GÜNCEL EGE YEREL YÖNETİMLER EKONOMİ POLİTİKA SPOR RÖPORTAJLAR YAZAR CAFE FOTO GALERİ VİDEO GALERİ
Tayfun MARO
YAZARLAR
8 Haziran 2011 Çarşamba

Quo Vadis Türkiye!..

Türkiye giderek yönetilebilir ülke olmaktan uzaklaşıyor… Belki de uzaklaştırılıyor.
Türklerin Cumhuriyet projesi ve Aydınlanma fikri rafa kalkmış gibi…
Ülkenin uluslararası sistemdeki yeri dünya ölçeğinde sorgulanıyor.
Genel seçimlere giderken ülkenin içinden geçtiği koşullar gerçekten kaygı verici:
 
Kürt milliyetçileri, Türkiye Cumhuriyeti’ni ve Hükümeti açık açık tehdit ediyor.
Dış politikadaki yeni arayışlar ve yönelişler, uluslararası planda ülkeyi tartışmalı bir konuma taşıdı. AB ile ilişkiler belirsiz.

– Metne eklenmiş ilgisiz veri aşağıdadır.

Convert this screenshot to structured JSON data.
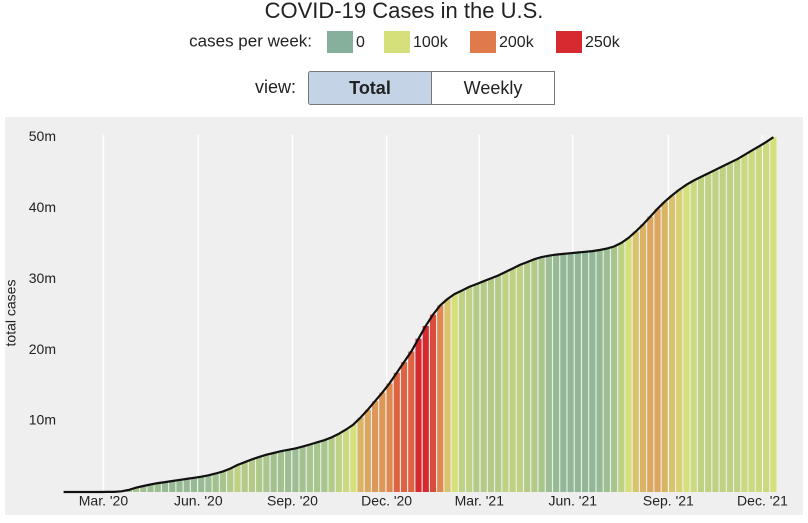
{
  "chart_data": {
    "type": "bar",
    "title": "COVID-19 Cases in the U.S.",
    "legend_title": "cases per week:",
    "color_scale": [
      {
        "value": 0,
        "label": "0",
        "color": "#86b09b"
      },
      {
        "value": 100000,
        "label": "100k",
        "color": "#d6e07a"
      },
      {
        "value": 200000,
        "label": "200k",
        "color": "#e07a4a"
      },
      {
        "value": 250000,
        "label": "250k",
        "color": "#d42a30"
      }
    ],
    "view": {
      "label": "view:",
      "options": [
        "Total",
        "Weekly"
      ],
      "selected": "Total"
    },
    "y_label": "total cases",
    "x": [
      0,
      1,
      2,
      3,
      4,
      5,
      6,
      7,
      8,
      9,
      10,
      11,
      12,
      13,
      14,
      15,
      16,
      17,
      18,
      19,
      20,
      21,
      22,
      23,
      24,
      25,
      26,
      27,
      28,
      29,
      30,
      31,
      32,
      33,
      34,
      35,
      36,
      37,
      38,
      39,
      40,
      41,
      42,
      43,
      44,
      45,
      46,
      47,
      48,
      49,
      50,
      51,
      52,
      53,
      54,
      55,
      56,
      57,
      58,
      59,
      60,
      61,
      62,
      63,
      64,
      65,
      66,
      67,
      68,
      69,
      70,
      71,
      72,
      73,
      74,
      75,
      76,
      77,
      78,
      79,
      80,
      81,
      82,
      83,
      84,
      85,
      86,
      87,
      88,
      89,
      90,
      91,
      92,
      93,
      94,
      95,
      96,
      97,
      98
    ],
    "values": [
      0,
      0,
      0,
      0,
      0,
      0,
      0.01,
      0.02,
      0.1,
      0.3,
      0.6,
      0.85,
      1.05,
      1.25,
      1.4,
      1.55,
      1.7,
      1.85,
      2.0,
      2.15,
      2.35,
      2.6,
      2.9,
      3.3,
      3.8,
      4.2,
      4.6,
      4.95,
      5.25,
      5.5,
      5.75,
      5.95,
      6.15,
      6.4,
      6.7,
      7.0,
      7.3,
      7.7,
      8.2,
      8.8,
      9.5,
      10.5,
      11.6,
      12.8,
      14.0,
      15.3,
      16.8,
      18.3,
      19.8,
      21.6,
      23.4,
      25.0,
      26.3,
      27.2,
      27.9,
      28.4,
      28.9,
      29.3,
      29.7,
      30.1,
      30.5,
      31.0,
      31.5,
      32.0,
      32.4,
      32.8,
      33.1,
      33.3,
      33.45,
      33.55,
      33.65,
      33.75,
      33.85,
      33.95,
      34.1,
      34.3,
      34.6,
      35.1,
      35.8,
      36.7,
      37.7,
      38.8,
      39.9,
      40.9,
      41.8,
      42.6,
      43.3,
      43.9,
      44.4,
      44.9,
      45.4,
      45.9,
      46.4,
      46.9,
      47.5,
      48.1,
      48.7,
      49.3,
      50.0
    ],
    "xlim": [
      -0.5,
      98.5
    ],
    "xticks": [
      {
        "value": 5.5,
        "label": "Mar. '20"
      },
      {
        "value": 18.6,
        "label": "Jun. '20"
      },
      {
        "value": 31.6,
        "label": "Sep. '20"
      },
      {
        "value": 44.6,
        "label": "Dec. '20"
      },
      {
        "value": 57.4,
        "label": "Mar. '21"
      },
      {
        "value": 70.3,
        "label": "Jun. '21"
      },
      {
        "value": 83.5,
        "label": "Sep. '21"
      },
      {
        "value": 96.5,
        "label": "Dec. '21"
      }
    ],
    "ylim": [
      0,
      52.7
    ],
    "yticks": [
      {
        "value": 10,
        "label": "10m"
      },
      {
        "value": 20,
        "label": "20m"
      },
      {
        "value": 30,
        "label": "30m"
      },
      {
        "value": 40,
        "label": "40m"
      },
      {
        "value": 50,
        "label": "50m"
      }
    ],
    "line_color": "#111111",
    "grid": true
  }
}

Cari açık iş dünyasını endişelendiriyor. Bankacılık sistemi baskı altında. İş dünyası ve finans çevreleri kaygılarını dile getirmeye çekiniyor.
Bilişim alanında, Türkiye sadece tüketici konumunda. Gerek yazılım gerekse teknoloji üretiminde varlık gösteremiyoruz.
Kamusal alan çok sorunlu. Ayrıştırmaya dayalı siyaset üniter yapıyı sarstı. Kamusal alanda yaşam nasıl düzenlenecek bilinmiyor.
İktidara ortak olan cemaatlerin, kamusal yaşamı din esaslarına göre düzenlemek konusundaki kararlılığı kimsenin meçhulü değil.
Belli belirsiz bıyıklı adamlar ve başı iki kere örtülü kadınlar, sadece kendileri için bir Türkiye tasarlıyorlar.
Yeni anayasa yapılması bir zaruret; ne var ki, yöntem ve ilkeler tartışılamıyor. Toplumsal mutabakatın koşullarını oluşturmak için iyi bir fırsat olan seçim dönemi, abuk sabuk seçim propagandalarıyla harcanmış durumda.
İşsizlik ve yoksulluk, sosyal patlama sınırlarına vardı varacak…
Öğrenciler, yüksek öğrenim giriş sınavlarını adil biçimde yapamayacak kadar taraflı yönetim karşısında çaresiz.
Emekliler gerçekten mutsuz.
Toplumsal dayanışma çökmüş durumda.
 
13 Haziran sabahına uyanan halk, ülkeyi kuşatan yakıcı sorunlarla yüzleşeceği bir dönemin başladığını görecek:
Kürtlerin savurduğu tehditler masaya sürülmüş olacak…
Demokratik özerkliğin ne anlama geldiği konuşulacak. “Demokratik özerklik olmazsa, doğuda demokratik, batıda otoriter yönetimler oluşur..” uyarısı tartışılacak.
Ekonomide kemer sıkma dönemi için geri sayım başlamış olacak.
İşadamları, “katlanacakları sonuçları” kara düşünmeye başlayacaklar…
İşsizler, hayatlarında pek bir şey değişmeyeceğini anlamaya başlayacaklar.
Öğrenciler, YÖK ile kaldıkları yerden devam edeceklerini görecekler.
Yoksullar ve emekliler, açlık sınırında olmadıkları için şükredecekler…
Anayasa tartışmaları ülke gündemine oturacak…
Uluslararası alanda, İsrail ve Ortadoğu ilişkileri nedeniyle Türkiye’nin başı ağrıyacak.
Sıcak para, ekonomi için tehdit oluşturmaya başlayacak.
Yargı ile siyasal iktidar ilişkilerindeki teklifsizlik ayyuka çıkacak…
Tek boyutlu bir toplum oluşturmak için en büyük hamle başlatılacak.
Demokrasi, özgürlük ve insan haklarının İslamcılar ve Kürt milliyetçiler için aslında ne ifade ettiğini toplum acı tecrübelerle öğrenmeye başlayacak…
 
Seçimlerden çıkması muhtemel sonuçlar ve bu sonuçların siyasal, sosyal ve ekonomik sorunlara olası etkileri şimdiden kaygı uyandırıyor.
İnsan sormadan edemiyor: “Türkiye nereye gidiyor?”